# How to collect values from N goroutines executed in a specific order?

## Issue

Below is a struct of type Stuff. It has three ints. A `Number`, its `Double` and its `Power`. Let’s pretend that calculating the double and power of a given list of ints is an expensive computation.

``````type Stuff struct {
Number int
Double int
Power  int
}

func main() {
nums := []int{2, 3, 4} // given numbers
stuff := []Stuff{}     // struct of stuff with transformed ints

double := make(chan int)
power := make(chan int)

for _, i := range nums {
go doubleNumber(i, double)
go powerNumber(i, power)
}

// How do I get the values back in the right order?

fmt.Println(stuff)
}

func doubleNumber(i int, c chan int) {
c <- i + i
}

func powerNumber(i int, c chan int) {
c <- i * i
}
``````

The result of `fmt.Println(stuff)` should be the same as if stuff was initialized like:

``````stuff := []Stuff{
{Number: 2, Double: 4, Power: 4}
{Number: 3, Double: 6, Power: 9}
{Number: 4, Double: 8, Power: 16}
}
``````

I know I can use `<- double` and `<- power` to collect values from the channels, but I don’t know what double / powers belong to what numbers.

## Solution

Goroutines run concurrently, independently, so without explicit synchronization you can’t predict execution and completion order.
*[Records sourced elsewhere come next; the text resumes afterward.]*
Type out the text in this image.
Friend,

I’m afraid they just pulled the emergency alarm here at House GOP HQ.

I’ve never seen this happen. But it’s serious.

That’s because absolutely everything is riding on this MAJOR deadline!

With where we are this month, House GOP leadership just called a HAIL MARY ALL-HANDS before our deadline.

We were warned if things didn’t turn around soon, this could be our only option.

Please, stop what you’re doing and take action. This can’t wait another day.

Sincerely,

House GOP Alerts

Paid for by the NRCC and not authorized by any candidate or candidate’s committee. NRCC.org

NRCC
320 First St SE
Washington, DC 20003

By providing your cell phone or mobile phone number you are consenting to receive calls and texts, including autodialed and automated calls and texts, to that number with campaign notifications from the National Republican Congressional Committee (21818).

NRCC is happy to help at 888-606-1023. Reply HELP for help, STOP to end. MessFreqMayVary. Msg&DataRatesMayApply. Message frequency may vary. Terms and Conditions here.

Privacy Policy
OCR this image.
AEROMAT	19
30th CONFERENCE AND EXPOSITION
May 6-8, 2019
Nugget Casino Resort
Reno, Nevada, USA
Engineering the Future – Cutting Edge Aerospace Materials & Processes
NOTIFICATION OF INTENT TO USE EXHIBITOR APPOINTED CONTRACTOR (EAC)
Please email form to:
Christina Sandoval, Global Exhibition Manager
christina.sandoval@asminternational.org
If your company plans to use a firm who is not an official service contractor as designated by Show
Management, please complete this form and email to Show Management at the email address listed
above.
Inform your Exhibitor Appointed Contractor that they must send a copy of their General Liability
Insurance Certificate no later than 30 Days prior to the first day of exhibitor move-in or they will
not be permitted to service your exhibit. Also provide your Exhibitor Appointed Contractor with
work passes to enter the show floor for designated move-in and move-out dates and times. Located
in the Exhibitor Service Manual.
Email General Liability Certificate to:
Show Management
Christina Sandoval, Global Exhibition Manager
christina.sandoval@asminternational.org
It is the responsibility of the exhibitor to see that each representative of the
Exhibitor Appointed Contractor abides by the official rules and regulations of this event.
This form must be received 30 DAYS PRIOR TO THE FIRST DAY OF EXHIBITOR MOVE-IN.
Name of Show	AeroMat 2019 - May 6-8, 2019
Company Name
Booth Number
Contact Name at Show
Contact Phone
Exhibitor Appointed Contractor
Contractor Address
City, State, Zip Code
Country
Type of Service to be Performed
So as it is, you can’t pair returned numbers with the input numbers.

You can either return more data (e.g. the input number and the output, wrapped in a struct for example), or pass pointers to the worker functions (launched as new goroutines), e.g. `*Stuff` and have the goroutines fill the calculated data in the `Stuff` itself.

### Returning more data

I will use a channel type `chan Pair` where `Pair` is:

``````type Pair struct{ Number, Result int }
``````

So calculation will look like this:

``````func doubleNumber(i int, c chan Pair) { c <- Pair{i, i + i} }

func powerNumber(i int, c chan Pair) { c <- Pair{i, i * i} }
``````

And I will use a `map[int]*Stuff` because collectable data comes from multiple channels (`double` and `power`), and I want to find the appropriate `Stuff` easily and fast (pointer is required so I can also modify it "in the map").

So the main function:

``````nums := []int{2, 3, 4} // given numbers
stuffs := map[int]*Stuff{}

double := make(chan Pair)
power := make(chan Pair)

for _, i := range nums {
go doubleNumber(i, double)
go powerNumber(i, power)
}

// How do I get the values back in the right order?
for i := 0; i < len(nums)*2; i++ {
getStuff := func(number int) *Stuff {
s := stuffs[number]
if s == nil {
s = &Stuff{Number: number}
stuffs[number] = s
}
return s
}

select {
case p := <-double:
getStuff(p.Number).Double = p.Result
case p := <-power:
getStuff(p.Number).Power = p.Result
}
}

for _, v := range nums {
fmt.Printf("%+v\n", stuffs[v])
}
``````

Output (try it on the Go Playground):

``````&{Number:2 Double:4 Power:4}
&{Number:3 Double:6 Power:9}
&{Number:4 Double:8 Power:16}
``````

### Using pointers

Since now we’re passing `*Stuff` values, we can "pre-fill" the input number in the `Stuff` itself.

But care must be taken, you can only read/write values with proper synchronization. Easiest is to wait for all "worker" goroutines to finish their jobs.

``````var wg = &sync.WaitGroup{}

func main() {
nums := []int{2, 3, 4} // given numbers

stuffs := make([]Stuff, len(nums))
for i, n := range nums {
stuffs[i].Number = n
go doubleNumber(&stuffs[i])
go powerNumber(&stuffs[i])
}
wg.Wait()
fmt.Printf("%+v", stuffs)
}

func doubleNumber(s *Stuff) {
defer wg.Done()
s.Double = s.Number + s.Number
}

func powerNumber(s *Stuff) {
defer wg.Done()
s.Power = s.Number * s.Number
}
``````

Output (try it on the Go Playground):

``````[{Number:2 Double:4 Power:4} {Number:3 Double:6 Power:9} {Number:4 Double:8 Power:16}]
``````

### Writing different slice elements concurrently

Also note that since you can write different array or slice elements concurrently (for details see Can I concurrently write different slice elements), you can write the results directly in a slice without channels. See Refactor code to use a single channel in an idiomatic way how this can be done.